Post » Czw lip 01, 2010 17:55 Re: Fundacja Kocie Życie - Kotka traci dom, POMOCY, s. 9 !!!

Dzięki mamucik - przekleiłam Twojego posta na wątek kici. Może właściciele przeczytają... Też słyszałam o tej metodzie, że potrafi przynieść doskonałe efekty, ale jakoś mi się kulki w głowie nie zderzyły.

Gosia B

 
Posty: 1136
Od: Nie maja 17, 2009 9:35
Lokalizacja: Gliwice

Post » Pt lip 30, 2010 11:01 Re: Fundacja Kocie Życie - Kotka traci dom, POMOCY, s. 9 !!!

W ciągu ostatniego miesiąca wiele się wydarzyło. Niestety sezon urlopowy oraz inne niesprzyjające okoliczności spowodowały, że wątek troszkę podupadł. Ale postaramy się uzupełnić zaległości.
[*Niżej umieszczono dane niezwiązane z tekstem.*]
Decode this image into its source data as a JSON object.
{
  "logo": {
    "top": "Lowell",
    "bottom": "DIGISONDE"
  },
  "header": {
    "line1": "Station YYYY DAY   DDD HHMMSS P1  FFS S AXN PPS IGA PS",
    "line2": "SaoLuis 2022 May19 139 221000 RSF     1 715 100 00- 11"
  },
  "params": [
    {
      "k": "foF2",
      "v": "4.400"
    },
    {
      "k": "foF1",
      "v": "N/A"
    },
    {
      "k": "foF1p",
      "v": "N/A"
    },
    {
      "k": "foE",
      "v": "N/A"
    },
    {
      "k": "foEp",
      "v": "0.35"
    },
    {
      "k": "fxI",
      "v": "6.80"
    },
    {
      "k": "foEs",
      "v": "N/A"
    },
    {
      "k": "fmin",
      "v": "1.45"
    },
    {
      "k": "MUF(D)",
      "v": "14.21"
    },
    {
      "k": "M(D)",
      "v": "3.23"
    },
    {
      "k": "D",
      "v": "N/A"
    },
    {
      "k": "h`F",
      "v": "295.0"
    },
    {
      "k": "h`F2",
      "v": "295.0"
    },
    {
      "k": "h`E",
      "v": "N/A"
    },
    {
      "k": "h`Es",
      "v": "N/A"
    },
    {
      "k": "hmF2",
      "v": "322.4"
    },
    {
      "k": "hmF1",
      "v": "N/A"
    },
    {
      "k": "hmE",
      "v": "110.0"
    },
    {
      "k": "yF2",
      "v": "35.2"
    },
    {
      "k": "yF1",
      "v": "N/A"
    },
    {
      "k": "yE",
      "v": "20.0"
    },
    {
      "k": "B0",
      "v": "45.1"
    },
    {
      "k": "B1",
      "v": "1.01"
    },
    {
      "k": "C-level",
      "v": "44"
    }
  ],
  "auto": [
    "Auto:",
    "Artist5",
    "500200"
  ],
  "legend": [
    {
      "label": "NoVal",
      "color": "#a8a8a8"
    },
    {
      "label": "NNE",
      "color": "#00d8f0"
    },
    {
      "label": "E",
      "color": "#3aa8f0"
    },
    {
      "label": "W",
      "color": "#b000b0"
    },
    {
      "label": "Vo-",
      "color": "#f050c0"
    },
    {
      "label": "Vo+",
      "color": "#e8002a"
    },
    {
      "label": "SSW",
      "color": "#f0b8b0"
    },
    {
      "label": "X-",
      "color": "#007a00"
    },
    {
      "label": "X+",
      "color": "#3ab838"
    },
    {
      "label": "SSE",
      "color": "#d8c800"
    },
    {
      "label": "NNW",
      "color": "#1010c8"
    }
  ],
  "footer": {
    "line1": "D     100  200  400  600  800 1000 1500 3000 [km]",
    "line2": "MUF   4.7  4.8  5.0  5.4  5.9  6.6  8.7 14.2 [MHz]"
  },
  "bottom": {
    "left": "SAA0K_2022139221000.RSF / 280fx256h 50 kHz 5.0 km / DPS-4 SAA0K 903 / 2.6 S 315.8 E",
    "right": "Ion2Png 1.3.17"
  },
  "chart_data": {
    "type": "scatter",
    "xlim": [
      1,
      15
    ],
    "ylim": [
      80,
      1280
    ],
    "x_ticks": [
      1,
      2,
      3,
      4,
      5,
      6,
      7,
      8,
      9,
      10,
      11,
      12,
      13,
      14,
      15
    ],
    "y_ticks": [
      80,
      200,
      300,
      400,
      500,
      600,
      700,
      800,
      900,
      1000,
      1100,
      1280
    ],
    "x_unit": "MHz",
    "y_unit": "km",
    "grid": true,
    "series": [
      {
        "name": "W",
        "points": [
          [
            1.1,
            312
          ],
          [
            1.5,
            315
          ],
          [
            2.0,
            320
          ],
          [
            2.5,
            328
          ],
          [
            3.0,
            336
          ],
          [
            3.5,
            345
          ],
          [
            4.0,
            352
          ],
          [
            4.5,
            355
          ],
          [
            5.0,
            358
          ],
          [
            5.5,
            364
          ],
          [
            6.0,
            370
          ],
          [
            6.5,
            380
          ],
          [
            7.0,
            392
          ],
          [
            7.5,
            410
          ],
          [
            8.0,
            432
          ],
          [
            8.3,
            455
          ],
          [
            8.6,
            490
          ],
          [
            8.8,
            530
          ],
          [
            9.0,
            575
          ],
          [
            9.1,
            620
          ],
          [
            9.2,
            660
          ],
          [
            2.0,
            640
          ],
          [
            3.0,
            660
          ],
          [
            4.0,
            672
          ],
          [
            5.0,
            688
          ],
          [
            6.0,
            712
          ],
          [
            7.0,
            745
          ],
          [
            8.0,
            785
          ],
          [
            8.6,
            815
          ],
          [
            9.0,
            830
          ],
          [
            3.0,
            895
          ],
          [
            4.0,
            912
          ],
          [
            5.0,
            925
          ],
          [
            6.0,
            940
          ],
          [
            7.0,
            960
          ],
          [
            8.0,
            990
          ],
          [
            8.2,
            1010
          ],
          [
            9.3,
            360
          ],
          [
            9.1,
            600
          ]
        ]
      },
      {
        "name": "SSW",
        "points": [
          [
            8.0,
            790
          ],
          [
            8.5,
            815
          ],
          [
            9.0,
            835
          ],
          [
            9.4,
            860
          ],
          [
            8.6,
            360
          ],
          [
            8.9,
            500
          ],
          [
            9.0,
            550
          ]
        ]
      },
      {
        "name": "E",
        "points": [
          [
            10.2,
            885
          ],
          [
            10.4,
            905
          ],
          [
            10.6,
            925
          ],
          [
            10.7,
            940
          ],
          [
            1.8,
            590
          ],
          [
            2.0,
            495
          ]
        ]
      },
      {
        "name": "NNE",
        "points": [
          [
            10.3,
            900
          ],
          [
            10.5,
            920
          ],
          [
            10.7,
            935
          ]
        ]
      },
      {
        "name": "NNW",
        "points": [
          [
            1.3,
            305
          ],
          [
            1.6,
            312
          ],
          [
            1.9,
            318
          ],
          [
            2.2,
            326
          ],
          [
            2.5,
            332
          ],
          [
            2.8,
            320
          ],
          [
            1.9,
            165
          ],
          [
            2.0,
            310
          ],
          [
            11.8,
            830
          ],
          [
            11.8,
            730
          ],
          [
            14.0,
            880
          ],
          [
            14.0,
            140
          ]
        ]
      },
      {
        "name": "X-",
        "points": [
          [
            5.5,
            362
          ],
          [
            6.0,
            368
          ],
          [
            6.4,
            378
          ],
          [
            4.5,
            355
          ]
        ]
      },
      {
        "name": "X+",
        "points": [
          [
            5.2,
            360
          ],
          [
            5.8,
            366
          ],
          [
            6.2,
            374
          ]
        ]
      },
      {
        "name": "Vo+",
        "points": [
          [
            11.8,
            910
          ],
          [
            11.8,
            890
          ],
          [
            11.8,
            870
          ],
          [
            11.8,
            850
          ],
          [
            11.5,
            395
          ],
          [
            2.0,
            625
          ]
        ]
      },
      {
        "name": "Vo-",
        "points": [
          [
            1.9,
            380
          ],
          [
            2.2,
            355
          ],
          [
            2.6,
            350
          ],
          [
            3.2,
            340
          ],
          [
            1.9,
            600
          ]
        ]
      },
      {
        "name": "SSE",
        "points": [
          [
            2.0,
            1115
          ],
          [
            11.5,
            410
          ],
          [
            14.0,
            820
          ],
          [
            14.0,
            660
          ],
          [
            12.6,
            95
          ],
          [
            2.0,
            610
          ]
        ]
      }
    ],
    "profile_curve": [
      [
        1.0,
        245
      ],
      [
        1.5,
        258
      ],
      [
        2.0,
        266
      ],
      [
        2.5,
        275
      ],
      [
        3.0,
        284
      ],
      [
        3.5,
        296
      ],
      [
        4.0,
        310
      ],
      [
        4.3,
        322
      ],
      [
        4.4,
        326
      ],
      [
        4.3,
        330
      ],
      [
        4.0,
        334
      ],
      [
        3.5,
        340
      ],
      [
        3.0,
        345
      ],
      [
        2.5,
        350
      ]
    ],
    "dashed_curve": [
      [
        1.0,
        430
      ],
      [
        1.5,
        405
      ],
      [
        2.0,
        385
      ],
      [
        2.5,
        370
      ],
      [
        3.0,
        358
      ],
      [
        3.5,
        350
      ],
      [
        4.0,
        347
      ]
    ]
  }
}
Przede wszystkim lipiec upłynął nam pod znakiem opieki nad maluszkami. Prym wiodła w tej kwestii Wima, która najpierw przyjęła pod swój dach miot czterech malutkich butelkowych kociątek. Następnie próbowała uratować również ciężko chorego Homerka z kompletnie zniszczonym oczkiem. Mimo wielkich prób u ogromnej walki oraz poświęcenia Homerkowi się nie udało :( Krytyczne okazały się dla niego lipcowe upały, które spowodowały błyskawiczny rozwój zakażenia, pomimo podawanego silnego antybiotyku. Co gorsza, pod Homerka pozarażały się też inne maluszki oraz reszta stada Wimy, w tym Piniu, Półdiable i Bombel. Także u Wimy rozpętał się prawdziwy szpital....
Tak wyglądały kociaki:

Czwórka u Wimy
Obrazek

Homerek [']
Obrazek

Z kolei mały jednooki Fucek, przebywający pod opieką Żabcirybci został wysłany na czasowe wakacje do Babyzgagi, gdzie pięknie zsocjalizował się z innymi kociętami. Maluch rośnie i ma się dobrze, a niewielka infekcja chorego oczka, jaka przyplątała się w międzyczasie, została szybko zwalczona. Teraz maluch czeka już na operację wyczyszczenia oczodołu z resztek po oczku i na rekonwalescencję. Zaczynamy również szukać mu nowego domu.

Obrazek

Z kolei pod opiekę Gosi B trafiła Mama kota razem z czwórką nowo narodzonych kociaków. Kotka została znaleziona w momencie, gdy jej dzieci miały niecałe 3 dni. Trafiła od razu do DT, gdzie w tej chwili jest bezpieczna i spokojnie odchowuje swoje maleństwa: Wania, Bobika, Szarotkę i Gruszkę. Maluszki będą do adopcji, natomiast mama zostanie wysterylizowana i również ulokowana w jakimś bezpiecznym miejscu. Po szczegóły zapraszamy na ten wątek:
http://www.kociezycie.pl/forum_kocie/vi ... f=1&t=1426

Rodzinka w Gliwicach
Obrazek Obrazek Obrazek Obrazek Obrazek Obrazek Obrazek

Wszystkie koty z tej rodzinki mają dziś szczęśliwe domy. Wanio pojechał do Wrocławia do czarnej kotki, Bobik i Szarotka zamieszkali razem w Katowicach, natomiast Gruszka dziś mieszka w Rudzie Śląskiej, gdzie ma do towarzystwa o miesiąc starszą kicię Agatkę. Nawet Mama Kota, mimo problemów oswajaniem, znalazła dla siebie miejsce w zaprzyjaźnionym domu pod Gliwicami, gdzie wprowadziła się "na piątego" do stada czterech domowych kocurów.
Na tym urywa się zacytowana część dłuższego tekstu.